Otro sería el país si quienes anunciaron su retiro o distancia del gobierno lo hubiesen llevado a los hechos. O si quienes denuncian o dicen rechazar las prácticas de Benedetti lo denunciaran con hechos y no estuvieran esperando –como ese centenar de individuos que ya han desfilado por su oficina– a ver qué ofrece el nuevo patrón del tejemaneje político, si por ello entendemos la relación penumbrosa con partidos, disecciones, facciones o grupos de interés que al comienzo, o de contera, se cristalizan en el beneficio personal, con la disculpa de favorecer a un electorado que también votó con los mismos “principios”.
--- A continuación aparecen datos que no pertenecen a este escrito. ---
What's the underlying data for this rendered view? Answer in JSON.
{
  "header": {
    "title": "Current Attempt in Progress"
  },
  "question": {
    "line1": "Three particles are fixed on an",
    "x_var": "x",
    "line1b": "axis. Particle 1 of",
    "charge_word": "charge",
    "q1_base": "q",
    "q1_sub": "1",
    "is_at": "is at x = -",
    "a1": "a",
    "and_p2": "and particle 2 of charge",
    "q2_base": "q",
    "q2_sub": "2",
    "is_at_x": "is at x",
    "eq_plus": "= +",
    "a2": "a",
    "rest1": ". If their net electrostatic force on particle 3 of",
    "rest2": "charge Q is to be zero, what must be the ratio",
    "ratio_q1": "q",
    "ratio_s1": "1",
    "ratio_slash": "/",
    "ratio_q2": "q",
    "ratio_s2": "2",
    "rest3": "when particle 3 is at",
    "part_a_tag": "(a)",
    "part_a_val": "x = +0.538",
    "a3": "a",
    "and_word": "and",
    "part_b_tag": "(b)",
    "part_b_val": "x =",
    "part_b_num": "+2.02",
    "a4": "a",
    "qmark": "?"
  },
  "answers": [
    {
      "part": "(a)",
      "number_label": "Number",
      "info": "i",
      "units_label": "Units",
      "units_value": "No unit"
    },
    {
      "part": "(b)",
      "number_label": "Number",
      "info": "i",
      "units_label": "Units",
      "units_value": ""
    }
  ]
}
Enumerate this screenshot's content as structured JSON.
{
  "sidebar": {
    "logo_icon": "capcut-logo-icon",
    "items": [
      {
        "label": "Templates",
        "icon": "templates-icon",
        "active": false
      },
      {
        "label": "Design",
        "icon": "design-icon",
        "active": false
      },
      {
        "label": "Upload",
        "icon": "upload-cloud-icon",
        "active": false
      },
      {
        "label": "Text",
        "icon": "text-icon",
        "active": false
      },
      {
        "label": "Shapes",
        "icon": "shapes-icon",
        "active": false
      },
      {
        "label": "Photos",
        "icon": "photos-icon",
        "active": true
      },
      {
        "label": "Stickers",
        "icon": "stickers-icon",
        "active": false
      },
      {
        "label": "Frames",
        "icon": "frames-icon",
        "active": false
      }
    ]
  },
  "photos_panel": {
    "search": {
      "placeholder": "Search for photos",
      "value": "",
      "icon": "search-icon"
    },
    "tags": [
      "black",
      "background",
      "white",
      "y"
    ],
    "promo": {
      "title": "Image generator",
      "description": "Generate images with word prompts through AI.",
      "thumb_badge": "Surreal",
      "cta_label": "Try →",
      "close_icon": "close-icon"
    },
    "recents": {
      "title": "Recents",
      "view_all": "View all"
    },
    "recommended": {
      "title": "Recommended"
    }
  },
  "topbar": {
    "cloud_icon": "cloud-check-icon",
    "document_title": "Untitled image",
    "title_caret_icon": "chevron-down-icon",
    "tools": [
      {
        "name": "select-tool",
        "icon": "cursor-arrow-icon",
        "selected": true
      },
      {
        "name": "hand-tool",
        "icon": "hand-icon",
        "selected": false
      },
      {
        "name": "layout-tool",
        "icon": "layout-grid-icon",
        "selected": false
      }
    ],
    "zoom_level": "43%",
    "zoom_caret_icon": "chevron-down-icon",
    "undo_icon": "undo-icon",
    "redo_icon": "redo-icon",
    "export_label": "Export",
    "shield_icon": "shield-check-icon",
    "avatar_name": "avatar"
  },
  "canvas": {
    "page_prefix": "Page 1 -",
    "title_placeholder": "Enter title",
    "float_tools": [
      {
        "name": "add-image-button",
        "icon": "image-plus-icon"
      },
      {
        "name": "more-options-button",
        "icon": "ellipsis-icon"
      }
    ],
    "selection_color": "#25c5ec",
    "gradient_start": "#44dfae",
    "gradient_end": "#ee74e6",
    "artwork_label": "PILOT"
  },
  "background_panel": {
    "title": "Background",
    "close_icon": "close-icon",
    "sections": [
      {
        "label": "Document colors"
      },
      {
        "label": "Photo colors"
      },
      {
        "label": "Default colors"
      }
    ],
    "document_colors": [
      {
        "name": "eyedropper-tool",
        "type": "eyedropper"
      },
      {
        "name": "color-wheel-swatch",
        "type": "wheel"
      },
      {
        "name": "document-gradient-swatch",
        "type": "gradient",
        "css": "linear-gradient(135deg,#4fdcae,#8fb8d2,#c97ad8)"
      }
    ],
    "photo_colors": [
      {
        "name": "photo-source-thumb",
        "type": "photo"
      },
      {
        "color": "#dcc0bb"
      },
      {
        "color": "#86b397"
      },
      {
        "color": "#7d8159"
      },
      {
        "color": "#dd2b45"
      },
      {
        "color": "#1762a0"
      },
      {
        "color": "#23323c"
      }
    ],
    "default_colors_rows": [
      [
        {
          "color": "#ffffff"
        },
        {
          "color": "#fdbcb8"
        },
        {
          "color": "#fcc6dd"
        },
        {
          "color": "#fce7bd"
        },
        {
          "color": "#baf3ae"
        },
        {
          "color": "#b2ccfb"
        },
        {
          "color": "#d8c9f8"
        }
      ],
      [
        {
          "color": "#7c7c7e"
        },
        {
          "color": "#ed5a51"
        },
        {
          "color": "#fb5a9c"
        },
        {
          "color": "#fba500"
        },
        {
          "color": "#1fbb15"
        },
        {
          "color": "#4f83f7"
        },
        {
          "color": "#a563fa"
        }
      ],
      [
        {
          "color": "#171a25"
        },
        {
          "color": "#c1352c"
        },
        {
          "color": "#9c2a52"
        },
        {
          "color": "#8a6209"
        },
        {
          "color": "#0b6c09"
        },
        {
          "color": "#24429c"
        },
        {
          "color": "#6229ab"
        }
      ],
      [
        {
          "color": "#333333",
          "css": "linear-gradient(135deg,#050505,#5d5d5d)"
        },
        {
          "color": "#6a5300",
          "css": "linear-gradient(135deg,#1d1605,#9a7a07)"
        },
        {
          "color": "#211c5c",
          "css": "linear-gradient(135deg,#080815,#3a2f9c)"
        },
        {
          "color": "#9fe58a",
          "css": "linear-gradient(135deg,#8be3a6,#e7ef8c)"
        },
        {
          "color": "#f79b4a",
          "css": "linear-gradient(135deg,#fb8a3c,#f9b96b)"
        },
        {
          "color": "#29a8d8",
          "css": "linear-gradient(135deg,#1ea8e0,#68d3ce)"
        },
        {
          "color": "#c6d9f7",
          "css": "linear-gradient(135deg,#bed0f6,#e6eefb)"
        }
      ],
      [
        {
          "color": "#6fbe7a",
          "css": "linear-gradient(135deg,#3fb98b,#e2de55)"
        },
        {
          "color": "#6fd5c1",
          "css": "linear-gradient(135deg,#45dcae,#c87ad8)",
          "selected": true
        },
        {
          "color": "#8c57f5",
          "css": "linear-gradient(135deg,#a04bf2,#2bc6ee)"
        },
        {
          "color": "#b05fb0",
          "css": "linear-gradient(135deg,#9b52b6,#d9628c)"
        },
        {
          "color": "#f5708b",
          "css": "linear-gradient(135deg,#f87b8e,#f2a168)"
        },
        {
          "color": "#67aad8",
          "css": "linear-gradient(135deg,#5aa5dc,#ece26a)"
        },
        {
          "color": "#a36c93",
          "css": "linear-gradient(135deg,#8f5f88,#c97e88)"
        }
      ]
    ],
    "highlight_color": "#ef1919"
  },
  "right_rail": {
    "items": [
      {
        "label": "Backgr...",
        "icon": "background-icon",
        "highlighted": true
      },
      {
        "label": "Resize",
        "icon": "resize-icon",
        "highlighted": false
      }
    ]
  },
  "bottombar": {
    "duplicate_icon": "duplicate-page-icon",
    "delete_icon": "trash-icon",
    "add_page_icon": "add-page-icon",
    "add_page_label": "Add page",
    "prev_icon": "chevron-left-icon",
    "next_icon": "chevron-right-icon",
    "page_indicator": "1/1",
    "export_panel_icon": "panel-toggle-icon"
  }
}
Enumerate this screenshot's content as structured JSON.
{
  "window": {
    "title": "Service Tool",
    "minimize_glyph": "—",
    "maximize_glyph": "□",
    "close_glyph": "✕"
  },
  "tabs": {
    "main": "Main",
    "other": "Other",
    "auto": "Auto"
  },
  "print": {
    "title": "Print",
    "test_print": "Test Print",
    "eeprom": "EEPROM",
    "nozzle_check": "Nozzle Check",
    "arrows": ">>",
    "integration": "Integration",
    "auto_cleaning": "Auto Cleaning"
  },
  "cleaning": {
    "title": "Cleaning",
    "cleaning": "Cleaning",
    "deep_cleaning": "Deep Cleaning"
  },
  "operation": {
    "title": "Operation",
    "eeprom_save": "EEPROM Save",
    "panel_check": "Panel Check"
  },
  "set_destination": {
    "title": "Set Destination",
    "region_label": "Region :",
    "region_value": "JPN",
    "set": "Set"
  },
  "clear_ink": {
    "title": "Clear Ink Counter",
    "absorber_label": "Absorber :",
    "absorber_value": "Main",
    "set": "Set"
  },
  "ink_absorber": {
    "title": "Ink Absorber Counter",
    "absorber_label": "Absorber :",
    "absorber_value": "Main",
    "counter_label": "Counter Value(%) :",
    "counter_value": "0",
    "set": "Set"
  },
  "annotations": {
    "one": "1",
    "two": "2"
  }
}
Porque el lubricante de la mecánica política, como se ha dicho, es esa doble moral que aquí se ingiere como un bebedizo en el que se mezclan utopías, valores, necesidades y señalamientos que buscan generar un complejo de culpa ajeno, en el que puede caber quien los efectúa. Por eso resulta, paradójicamente, tan inocua y tan eficiente. En lo primero porque los jueces, que somos todos, hemos bebido de la misma cultura del doble rasero, oportunismos y papayazos, que hace que la sintamos como pecado venial, olvidable y, a veces, hasta plausible.
Y en lo segundo, porque una vez surtido el escarnio público, que aquí tiene propiedades detergentes, se asuma como un mal necesario o una “falta táctica” para conseguir los fines.
Eso explica que esta debatiña, en vez de minar, coagula el teflón presidencial condimentado con el efecto pavloviano semanal sobre acciones, como el mindefensa de origen militar, o especulaciones como un nuevo consejo de ministros televisado que pone a salivar a todo ese país que se siente así más representado, con gobernantes iguales a ellos en deseos, egoísmos o ambiciones. En la medida que esa doble moral es más disruptiva o violenta, como en el trumpismo y sus imitadores nacionales, despierta admiración o adhesiones instintivas y, de paso, allana el camino a agresiones mayores. Claro, una cosa es la aceptación y otra cuando el patrón es el cinismo, que ya es el punto de no regreso.